Chapter One — Into the FrostLight

Most mornings in my life follow the same familiar rhythm: open the blinds, start the kettle, sip coffee from my chipped mug. Ever since the Pickles incident—my friend’s tiny green dragon who puffed cinnamon smoke and curled up in my hoodie—normal life has felt… thin. Like a curtain pulled too tight over something brighter.

I keep pretending that day was a one-time brush with magic.

But lately, the routine feels too quiet for someone who’s cleaned dragon soot out of her sleeves.

This morning, the restlessness finally tipped me out the door.

The air smelled like wet pavement and cold wind. My neighborhood looked exactly the same—silent houses, sleeping lawns—but something tugged me toward the woods. The kind of subtle pull you feel in your chest before you consciously realize you’re following it.

I stepped into the trees.

The woods were cool and damp, shadows drifting between trunks like slow-moving water. Light filtered through branches in thin, golden stripes. Every sound felt amplified—the crunch of leaves under my boots, the soft whistle of the breeze.

Maybe once you’ve met a dragon, you start expecting the world to surprise you again.

Then I saw it.

A small shape perched on a fallen log, glowing softly against the darker forest floor. My heart jumped before I even understood why.

This dragon wasn’t green like Pickles.
This one shimmered a vibrant blue, rich and deep like polished cobalt. Its scales caught the light and scattered it in tiny sparks. Wisps of fog curled around its feet, as if the air bent itself to its presence.

It stretched its wings—delicate, translucent things with silver veins—and let out a tiny, melodious chirp.

I froze.

The dragon looked up at me with luminous violet eyes. Then it hiccupped.

But instead of cinnamon smoke, a swirl of cool, pale-blue mist floated upward, glittering faintly like frost catching sunlight.

“Oh… you’re definitely not Pickles,” I whispered, half in awe, half in disbelief.

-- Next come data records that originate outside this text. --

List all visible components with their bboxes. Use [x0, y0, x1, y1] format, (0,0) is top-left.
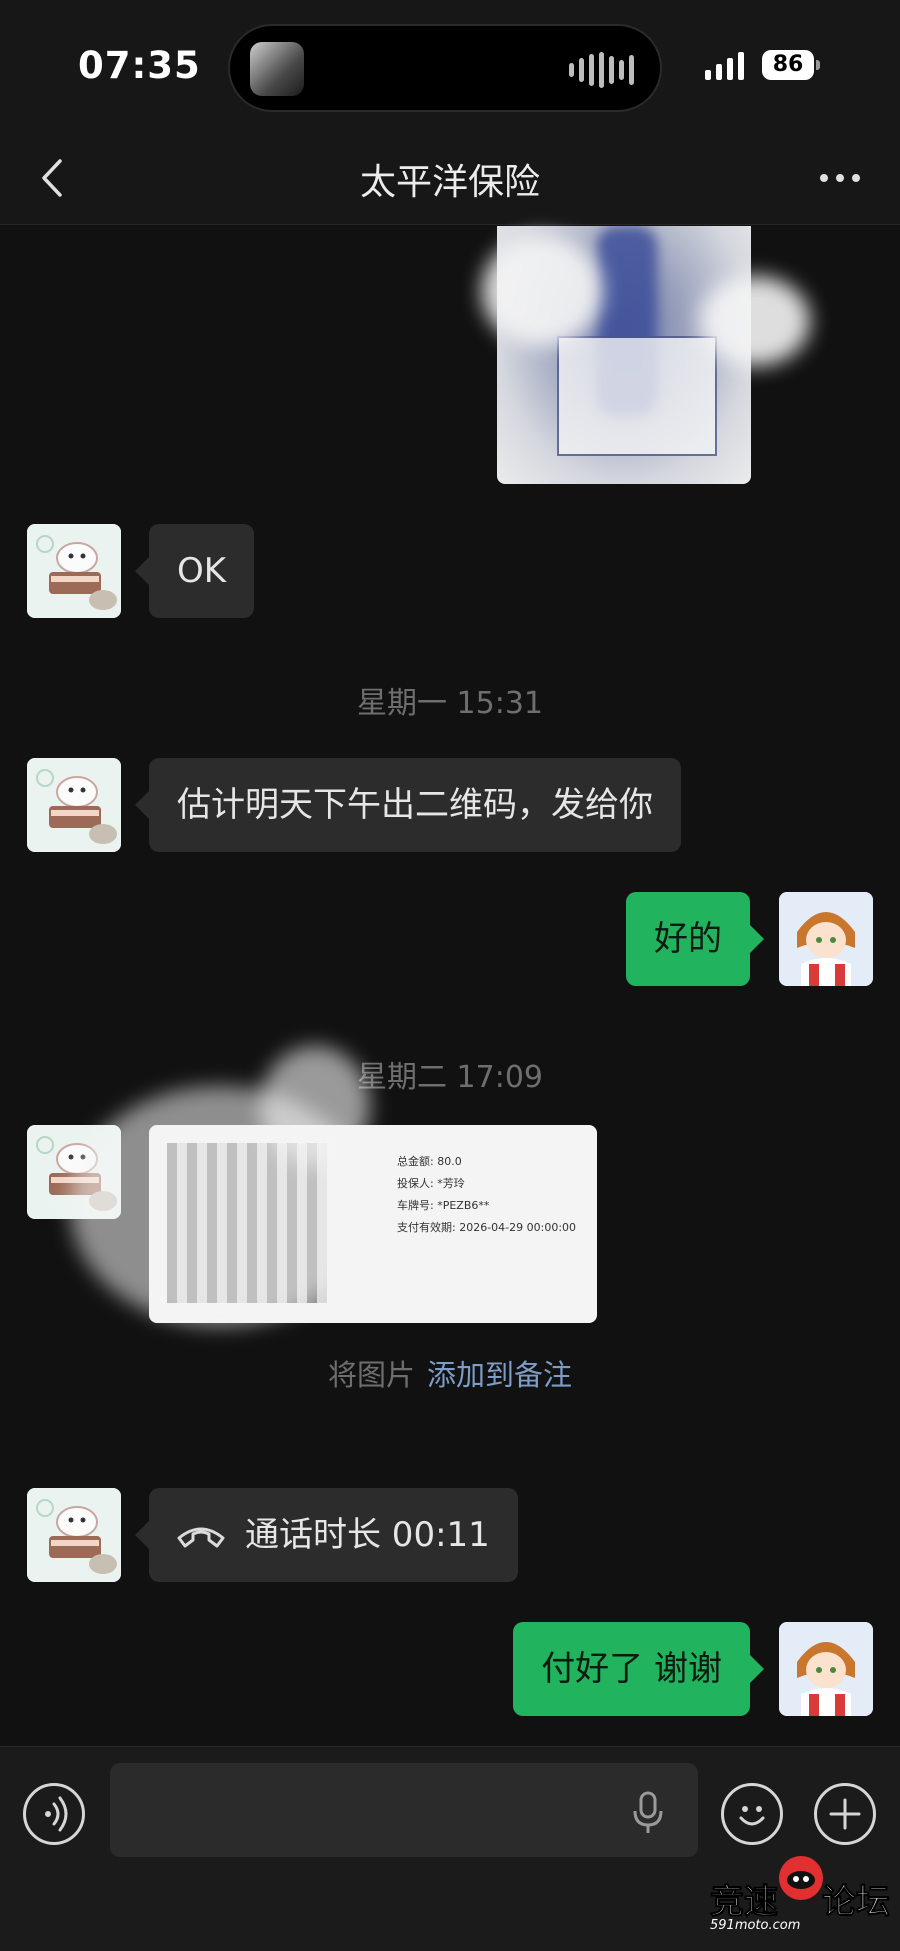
contact-avatar[interactable]	[27, 758, 121, 852]
forum-watermark: 竞速 论坛 591moto.com	[706, 1852, 896, 1948]
voice-toggle-button[interactable]	[23, 1783, 85, 1845]
add-to-note-link[interactable]: 添加到备注	[427, 1358, 572, 1392]
payment-total: 总金额: 80.0	[397, 1155, 462, 1168]
voice-wave-icon	[45, 1796, 68, 1832]
message-bubble-outgoing[interactable]: 付好了 谢谢	[513, 1622, 764, 1716]
my-avatar[interactable]	[779, 1622, 873, 1716]
contact-avatar[interactable]	[27, 524, 121, 618]
plus-icon	[829, 1798, 861, 1830]
signal-icon	[705, 52, 744, 80]
mascot-logo	[779, 1856, 823, 1900]
status-time: 07:35	[78, 44, 201, 87]
blur-smear	[482, 236, 602, 346]
call-duration: 通话时长 00:11	[245, 1515, 490, 1555]
battery-icon: 86	[762, 50, 814, 80]
message-bubble-incoming[interactable]: OK	[134, 524, 255, 618]
message-timestamp: 星期一 15:31	[357, 686, 543, 721]
contact-avatar[interactable]	[27, 1488, 121, 1582]
more-actions-button[interactable]	[814, 1783, 876, 1845]
chat-scroll-area[interactable]: OK 星期一 15:31 估计明天下午出二维码，发给你 好的 星期二 17:09…	[0, 226, 900, 1746]
status-bar: 07:35 86	[0, 0, 900, 135]
phone-hangup-icon	[177, 1527, 225, 1548]
message-text-input[interactable]	[110, 1763, 698, 1857]
payment-holder: 投保人: *芳玲	[397, 1177, 465, 1190]
message-bubble-outgoing[interactable]: 好的	[626, 892, 764, 986]
chat-title: 太平洋保险	[359, 162, 540, 203]
chat-header: 太平洋保险	[0, 135, 900, 225]
more-button[interactable]	[810, 153, 870, 203]
blur-smear	[260, 1046, 370, 1166]
dynamic-island[interactable]	[228, 24, 662, 112]
message-bubble-incoming[interactable]: 估计明天下午出二维码，发给你	[135, 758, 681, 852]
payment-details: 总金额: 80.0 投保人: *芳玲 车牌号: *PEZB6** 支付有效期: …	[397, 1151, 576, 1239]
payment-plate: 车牌号: *PEZB6**	[397, 1199, 490, 1212]
audio-wave-icon	[569, 52, 634, 88]
now-playing-thumbnail	[250, 42, 304, 96]
my-avatar[interactable]	[779, 892, 873, 986]
emoji-button[interactable]	[721, 1783, 783, 1845]
image-caption: 将图片 添加到备注	[327, 1358, 573, 1392]
call-record-bubble[interactable]: 通话时长 00:11	[135, 1488, 518, 1582]
battery-tip	[816, 60, 820, 70]
microphone-icon[interactable]	[628, 1789, 668, 1837]
payment-expiry: 支付有效期: 2026-04-29 00:00:00	[397, 1221, 577, 1234]
smiley-icon	[739, 1806, 765, 1826]
blur-smear	[700, 276, 810, 366]
message-timestamp: 星期二 17:09	[357, 1060, 543, 1095]
more-icon	[820, 174, 860, 182]
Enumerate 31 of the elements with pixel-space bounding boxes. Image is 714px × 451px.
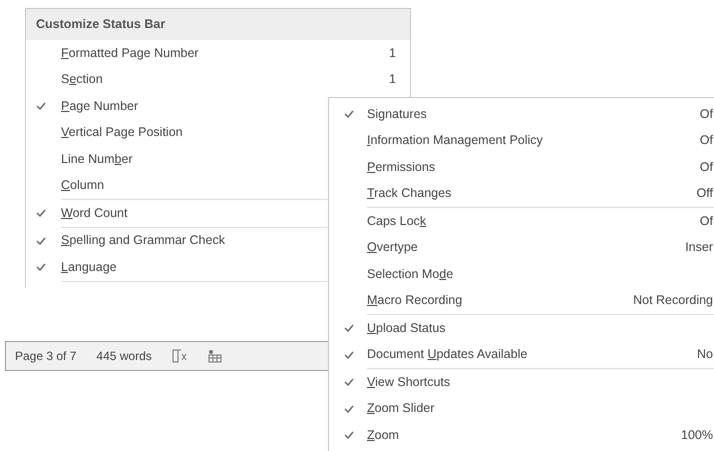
menu-item-value: Inser	[685, 239, 713, 256]
menu-item[interactable]: Upload Status	[329, 315, 714, 342]
menu-item[interactable]: Track Changes Off	[329, 180, 714, 207]
menu-item[interactable]: Macro Recording Not Recording	[329, 288, 714, 314]
menu-title: Customize Status Bar	[26, 9, 410, 40]
menu-item-value: Not Recording	[633, 292, 713, 310]
menu-item[interactable]: Caps Lock Of	[329, 208, 714, 234]
menu-item[interactable]: Formatted Page Number 1	[26, 40, 410, 66]
menu-item[interactable]: Zoom 100%	[329, 422, 714, 448]
menu-item-value: Off	[696, 185, 713, 202]
menu-item-value: Of	[700, 158, 713, 176]
menu-item-value: No	[697, 346, 713, 364]
menu-item-value: Of	[700, 132, 713, 150]
menu-item-value: 1	[389, 71, 396, 88]
menu-item-value: 100%	[681, 426, 713, 444]
word-count[interactable]: 445 words	[96, 347, 152, 365]
menu-item[interactable]: Permissions Of	[329, 154, 714, 180]
menu-item-value: Of	[700, 106, 713, 123]
menu-item[interactable]: Selection Mode	[329, 261, 714, 288]
menu-item[interactable]: Document Updates Available No	[329, 342, 714, 368]
page-indicator[interactable]: Page 3 of 7	[15, 347, 76, 365]
menu-item-value: 1	[389, 44, 396, 62]
menu-item[interactable]: Zoom Slider	[329, 396, 714, 422]
menu-item[interactable]: View Shortcuts	[329, 369, 714, 396]
layout-icon[interactable]	[208, 349, 222, 363]
menu-item[interactable]: Information Management Policy Of	[329, 128, 714, 154]
proofing-icon[interactable]	[172, 349, 188, 363]
menu-item[interactable]: Signatures Of	[329, 101, 714, 128]
menu-item[interactable]: Overtype Inser	[329, 234, 714, 261]
menu-item[interactable]: Section 1	[26, 66, 410, 93]
menu-item-value: Of	[700, 212, 713, 230]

The little dragon blinked at me, curious. Then it hopped closer, its claws clicking lightly on the log. The mist around it followed like a gentle halo.

My mind raced.
If Pickles existed, maybe others did too.
Maybe dragons weren’t rare—they were just really good at staying hidden.

The blue dragon let out a soft chirring sound and nudged my boot with a cold, damp little nose. The touch startled me—it felt like dipping my hand into chilled water, not warm like Pickles.

Surprise surged through me, sharp and bright.

“Okay,” I murmured, my breath visible in the air around the dragon’s mist. “So magic wasn’t a fluke. It’s… a thing now.”

I lowered my hand. My pulse thudded, loud and wild. The dragon sniffed my fingers, then stepped delicately into my palm, leaving behind a soft shimmer of blue frost that didn’t melt.

And just like that, everything inside me shifted again.

Magic wasn’t a one-time adventure.
It wasn’t an exception.
It was a pattern. A presence. A story unfolding around me, piece by piece.

Maybe this blue dragon wasn’t an accident but a sign—an invitation to see the world differently.

Either way, the ordinary day cracked open, glowing at the edges.

And honestly?
I think I’m ready to see how deep the magic goes.